La chambre à coucher, le salon, et la cuisine. Un couple est assis à droite de l’entrée grand ouverte. Ils sont silencieux. Chacun a le regard absent. Soudés et distants l’un de l’autre. Ils sont très économes de leurs gestes. Comme la majorité des gens sous la canicule. Une cigarette se consume entre les doigts de l’homme. Deux gosses de l’autre côté de l’entrée. Ils jouent avec des voitures. Très concentrés dans leur jeu. Comme si tout avait disparu autour d’eux. Seuls en ville.
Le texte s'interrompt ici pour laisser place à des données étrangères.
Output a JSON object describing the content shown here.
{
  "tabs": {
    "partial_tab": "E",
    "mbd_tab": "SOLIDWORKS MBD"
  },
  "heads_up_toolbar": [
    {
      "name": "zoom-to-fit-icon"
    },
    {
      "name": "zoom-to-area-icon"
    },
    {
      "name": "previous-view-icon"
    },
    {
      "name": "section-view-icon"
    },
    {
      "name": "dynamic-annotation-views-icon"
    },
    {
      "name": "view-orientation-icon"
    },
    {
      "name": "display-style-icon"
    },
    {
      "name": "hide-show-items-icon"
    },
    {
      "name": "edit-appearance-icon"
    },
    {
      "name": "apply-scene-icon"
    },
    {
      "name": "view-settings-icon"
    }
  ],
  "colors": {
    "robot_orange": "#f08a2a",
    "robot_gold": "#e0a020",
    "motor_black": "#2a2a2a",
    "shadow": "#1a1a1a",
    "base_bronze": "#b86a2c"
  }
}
L’homme passe la main sur sa joue bien rasée. Il toussote et hoche la tête. Sans quitter des yeux le point invisible devant lui. Il repousse le moment de se lever. Pesant d’avance lourd, très lourd, à la perspective des mêmes gestes à venir. Mêmes mots. Mêmes murs. Rien de nouveau. Rêvant sans doute de rester dans ce moment comme on repousse le moment de sortir de la couette. Il tourne la tête. Un sourire fugace aux lèvres en regardant ses enfants. Le sourire d' un homme de trente sept ans très solide. Son seul excès est la cigarette. Mais l’âme barbouillée. Un homme résigné.
Contrairement à elle. Le regard brûlant de colère. Refusant de n’être qu’un bout de chair passant et repassant sur la photocopieuse. Pour des jours et des nuits uniformes. Un quotidien qu’elle subit et vomit. Son époux tient le choc par la résignation. Baisser la tête et survivre. Contrairement à elle prête à griffer le vide devant elle. Ce vide aspirant sa famille depuis des années.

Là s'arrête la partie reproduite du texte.